Recovering from clusters that automatically updated to v4.18 nfd despite running older OCP

Solution Verified - Updated

Environment

  • Red Hat OpenShift Container Platform (RHOCP) 4

  • node feature discovery(NFD) operator

Issue

When, by mistake, a 4.18 catalog is pushed to an oloder version, and cluster has enabled automatic OLM-installed operator updates, the node feature discovery(NFD) operator is upgraded to 4.18 version, which might not be compatible with the cluster. The catalogs have been corrected, but the NFD operator needs to be downgraded.

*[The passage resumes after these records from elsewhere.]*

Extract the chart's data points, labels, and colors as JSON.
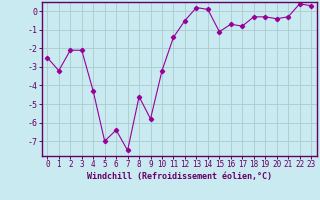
{
  "x": [
    0,
    1,
    2,
    3,
    4,
    5,
    6,
    7,
    8,
    9,
    10,
    11,
    12,
    13,
    14,
    15,
    16,
    17,
    18,
    19,
    20,
    21,
    22,
    23
  ],
  "y": [
    -2.5,
    -3.2,
    -2.1,
    -2.1,
    -4.3,
    -7.0,
    -6.4,
    -7.5,
    -4.6,
    -5.8,
    -3.2,
    -1.4,
    -0.5,
    0.2,
    0.1,
    -1.1,
    -0.7,
    -0.8,
    -0.3,
    -0.3,
    -0.4,
    -0.3,
    0.4,
    0.3
  ],
  "line_color": "#990099",
  "marker": "D",
  "marker_size": 2.2,
  "bg_color": "#c8eaf0",
  "grid_color": "#aacccc",
  "axis_color": "#660066",
  "border_color": "#660066",
  "xlabel": "Windchill (Refroidissement éolien,°C)",
  "ylim": [
    -7.8,
    0.5
  ],
  "xlim": [
    -0.5,
    23.5
  ],
  "yticks": [
    0,
    -1,
    -2,
    -3,
    -4,
    -5,
    -6,
    -7
  ],
  "ytick_labels": [
    "0",
    "-1",
    "-2",
    "-3",
    "-4",
    "-5",
    "-6",
    "-7"
  ],
  "xticks": [
    0,
    1,
    2,
    3,
    4,
    5,
    6,
    7,
    8,
    9,
    10,
    11,
    12,
    13,
    14,
    15,
    16,
    17,
    18,
    19,
    20,
    21,
    22,
    23
  ],
  "font_color": "#660066",
  "tick_fontsize": 5.5,
  "xlabel_fontsize": 6.0,
  "ytick_fontsize": 6.0
}
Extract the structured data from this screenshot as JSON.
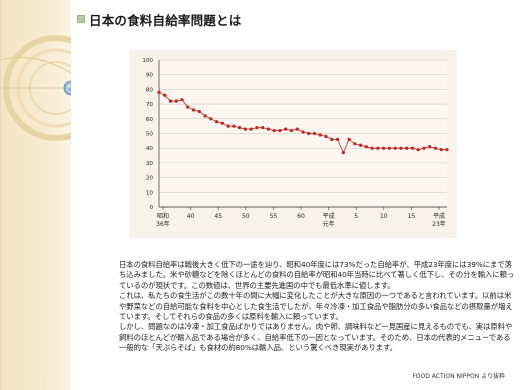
{
  "title": "日本の食料自給率問題とは",
  "chart_data": {
    "type": "line",
    "y_ticks": [
      "100",
      "90",
      "80",
      "70",
      "60",
      "50",
      "40",
      "30",
      "20",
      "10",
      "0"
    ],
    "ylim": [
      0,
      100
    ],
    "x_tick_labels": [
      {
        "line1": "昭和",
        "line2": "36年"
      },
      {
        "line1": "40",
        "line2": ""
      },
      {
        "line1": "45",
        "line2": ""
      },
      {
        "line1": "50",
        "line2": ""
      },
      {
        "line1": "55",
        "line2": ""
      },
      {
        "line1": "60",
        "line2": ""
      },
      {
        "line1": "平成",
        "line2": "元年"
      },
      {
        "line1": "5",
        "line2": ""
      },
      {
        "line1": "10",
        "line2": ""
      },
      {
        "line1": "15",
        "line2": ""
      },
      {
        "line1": "平成",
        "line2": "23年"
      }
    ],
    "series": [
      {
        "color": "#c4201e",
        "x": [
          1961,
          1962,
          1963,
          1964,
          1965,
          1966,
          1967,
          1968,
          1969,
          1970,
          1971,
          1972,
          1973,
          1974,
          1975,
          1976,
          1977,
          1978,
          1979,
          1980,
          1981,
          1982,
          1983,
          1984,
          1985,
          1986,
          1987,
          1988,
          1989,
          1990,
          1991,
          1992,
          1993,
          1994,
          1995,
          1996,
          1997,
          1998,
          1999,
          2000,
          2001,
          2002,
          2003,
          2004,
          2005,
          2006,
          2007,
          2008,
          2009,
          2010,
          2011
        ],
        "values": [
          78,
          76,
          72,
          72,
          73,
          68,
          66,
          65,
          62,
          60,
          58,
          57,
          55,
          55,
          54,
          53,
          53,
          54,
          54,
          53,
          52,
          52,
          53,
          52,
          53,
          51,
          50,
          50,
          49,
          48,
          46,
          46,
          37,
          46,
          43,
          42,
          41,
          40,
          40,
          40,
          40,
          40,
          40,
          40,
          40,
          39,
          40,
          41,
          40,
          39,
          39
        ]
      }
    ]
  },
  "body": {
    "p1": "日本の食料自給率は戦後大きく低下の一途を辿り、昭和40年度には73%だった自給率が、平成23年度には39%にまで落ち込みました。米や砂糖などを除くほとんどの食料の自給率が昭和40年当時に比べて著しく低下し、その分を輸入に頼っているのが現状です。この数値は、世界の主要先進国の中でも最低水準に値します。",
    "p2": "これは、私たちの食生活がこの数十年の間に大幅に変化したことが大きな原因の一つであると言われています。以前は米や野菜などの自給可能な食料を中心とした食生活でしたが、年々冷凍・加工食品や脂肪分の多い食品などの摂取量が増えています。そしてそれらの食品の多くは原料を輸入に頼っています。",
    "p3": "しかし、問題なのは冷凍・加工食品ばかりではありません。肉や卵、調味料など一見国産に見えるものでも、実は原料や飼料のほとんどが輸入品である場合が多く、自給率低下の一因となっています。そのため、日本の代表的メニューである一般的な「天ぷらそば」も食材の約80%は輸入品、という驚くべき現実があります。"
  },
  "source": "FOOD ACTION NIPPON より抜粋"
}
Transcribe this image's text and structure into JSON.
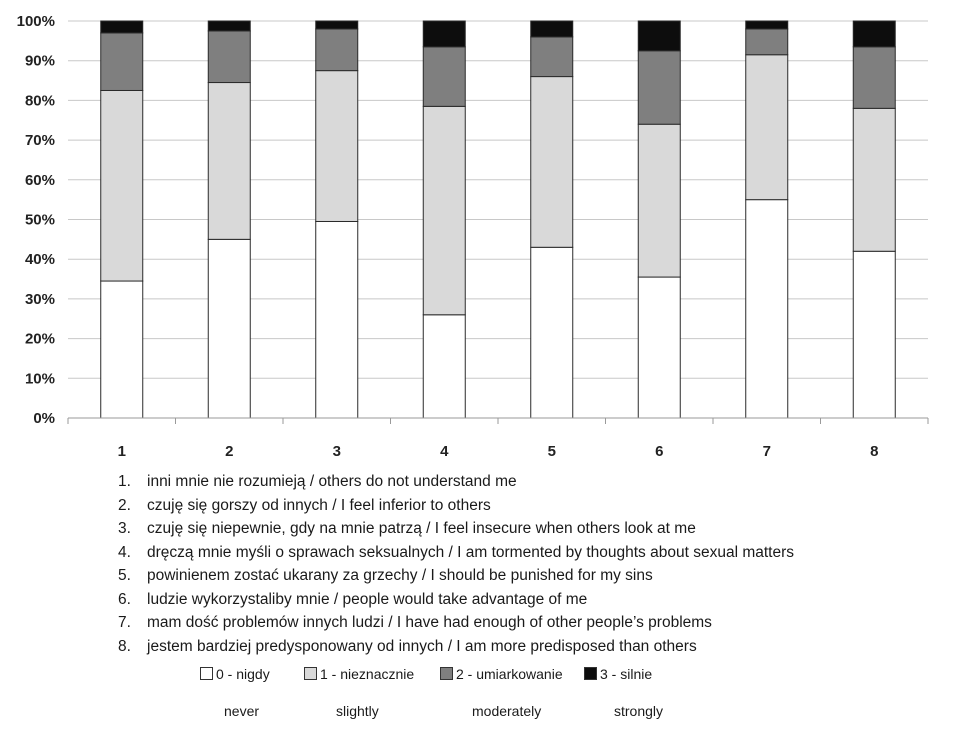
{
  "chart_data": {
    "type": "bar",
    "stacked": true,
    "orientation": "vertical",
    "categories": [
      "1",
      "2",
      "3",
      "4",
      "5",
      "6",
      "7",
      "8"
    ],
    "series": [
      {
        "name": "0 - nigdy",
        "values": [
          34.5,
          45,
          49.5,
          26,
          43,
          35.5,
          55,
          42
        ]
      },
      {
        "name": "1 - nieznacznie",
        "values": [
          48,
          39.5,
          38,
          52.5,
          43,
          38.5,
          36.5,
          36
        ]
      },
      {
        "name": "2 - umiarkowanie",
        "values": [
          14.5,
          13,
          10.5,
          15,
          10,
          18.5,
          6.5,
          15.5
        ]
      },
      {
        "name": "3 - silnie",
        "values": [
          3,
          2.5,
          2,
          6.5,
          4,
          7.5,
          2,
          6.5
        ]
      }
    ],
    "ylim": [
      0,
      100
    ],
    "yticks": [
      "0%",
      "10%",
      "20%",
      "30%",
      "40%",
      "50%",
      "60%",
      "70%",
      "80%",
      "90%",
      "100%"
    ],
    "grid": true,
    "colors": [
      "#ffffff",
      "#d9d9d9",
      "#7f7f7f",
      "#0d0d0d"
    ],
    "legend_position": "bottom"
  },
  "notes": [
    {
      "num": "1.",
      "text": "inni mnie nie rozumieją / others do not understand me"
    },
    {
      "num": "2.",
      "text": "czuję się gorszy od innych / I feel inferior to others"
    },
    {
      "num": "3.",
      "text": "czuję się niepewnie, gdy na mnie patrzą / I feel insecure when others look at me"
    },
    {
      "num": "4.",
      "text": "dręczą mnie myśli o sprawach seksualnych / I am tormented by thoughts about sexual matters"
    },
    {
      "num": "5.",
      "text": "powinienem zostać ukarany za grzechy / I should be punished for my sins"
    },
    {
      "num": "6.",
      "text": "ludzie wykorzystaliby mnie / people would take advantage of me"
    },
    {
      "num": "7.",
      "text": "mam dość problemów innych ludzi / I have had enough of other people’s problems"
    },
    {
      "num": "8.",
      "text": "jestem bardziej predysponowany od innych / I am more predisposed than others"
    }
  ],
  "legend": {
    "items": [
      {
        "label": "0 - nigdy",
        "english": "never",
        "color": "#ffffff"
      },
      {
        "label": "1 - nieznacznie",
        "english": "slightly",
        "color": "#d9d9d9"
      },
      {
        "label": "2 - umiarkowanie",
        "english": "moderately",
        "color": "#7f7f7f"
      },
      {
        "label": "3 - silnie",
        "english": "strongly",
        "color": "#0d0d0d"
      }
    ]
  }
}
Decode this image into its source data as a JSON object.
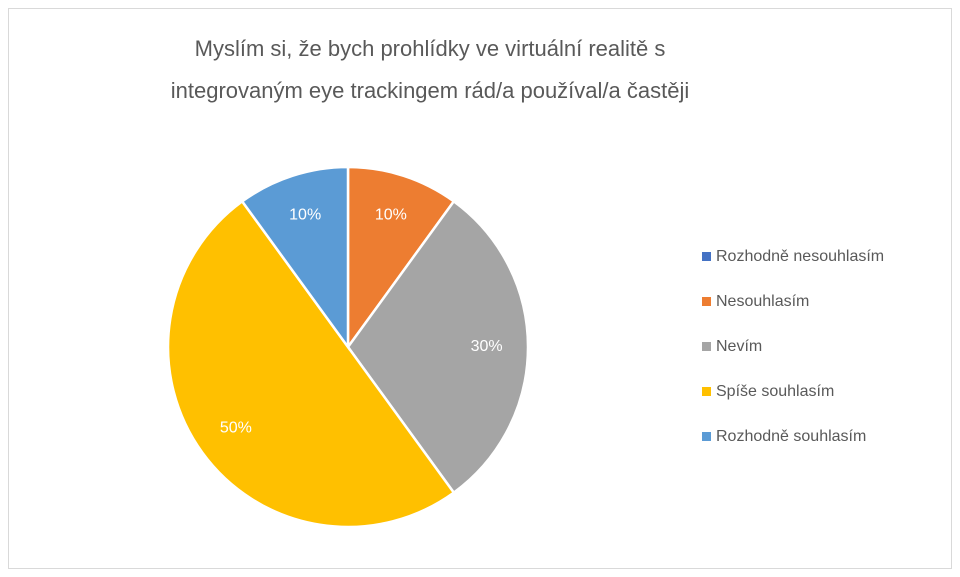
{
  "chart_data": {
    "type": "pie",
    "title": "Myslím si, že bych prohlídky ve virtuální realitě s integrovaným eye trackingem rád/a používal/a častěji",
    "categories": [
      "Rozhodně nesouhlasím",
      "Nesouhlasím",
      "Nevím",
      "Spíše souhlasím",
      "Rozhodně souhlasím"
    ],
    "values": [
      0,
      10,
      30,
      50,
      10
    ],
    "value_labels": [
      null,
      "10%",
      "30%",
      "50%",
      "10%"
    ],
    "colors": [
      "#4472c4",
      "#ed7d31",
      "#a5a5a5",
      "#ffc000",
      "#5b9bd5"
    ],
    "legend": "right"
  }
}
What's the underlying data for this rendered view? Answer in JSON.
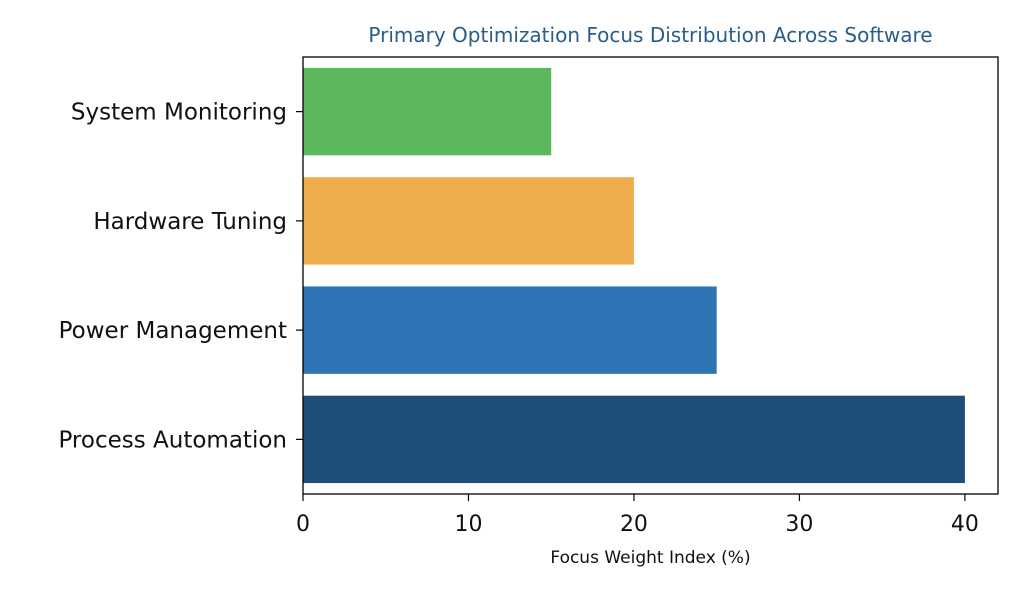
{
  "chart_data": {
    "type": "bar",
    "orientation": "horizontal",
    "title": "Primary Optimization Focus Distribution Across Software",
    "xlabel": "Focus Weight Index (%)",
    "ylabel": "",
    "categories": [
      "Process Automation",
      "Power Management",
      "Hardware Tuning",
      "System Monitoring"
    ],
    "values": [
      40,
      25,
      20,
      15
    ],
    "colors": [
      "#1f4e79",
      "#2e75b6",
      "#f0ad4e",
      "#5cb85c"
    ],
    "xlim": [
      0,
      42
    ],
    "xticks": [
      0,
      10,
      20,
      30,
      40
    ],
    "grid": false,
    "legend": "none"
  }
}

This article covers the specific remediation for the NFD operator. For the general issue affecting multiple operators, refer to Red Hat Operator has version higher than the cluster version.

Resolution

The way to downgrade is as following:

  1. Save the existing NFD CR to a .yaml file. The CR is located in the openshift-nfd namespace.
  2. Delete NFD CR. Can be removed using oc utility.
  3. Check if NFD Rule exists in the cluster. If any exists, save it to a .yaml file.
  4. Delete NFD Rule(s), if exist.
  5. Uninstall NFD operator using OLM.
  6. Verify that there are no instances of NodeFeature left in the cluster. If there are: delete them using oc utility.
  7. Make sure to remove all NFD related CRDs (which might not be removed during operator un-install by OLM). The CRDs are: nodefeaturediscovery, nodefeature, nodefeaturerule.
  8. Re-install NFD operator using OLM, making sure that the correct version is installed.
  9. Re-apply NodeFeatureDiscovery CR and NodeFeatureRule, that you have saved in the steps 1 and 3.

This solution is part of Red Hat’s fast-track publication program, providing a huge library of solutions that Red Hat engineers have created while supporting our customers. To give you the knowledge you need the instant it becomes available, these articles may be presented in a raw and unedited form.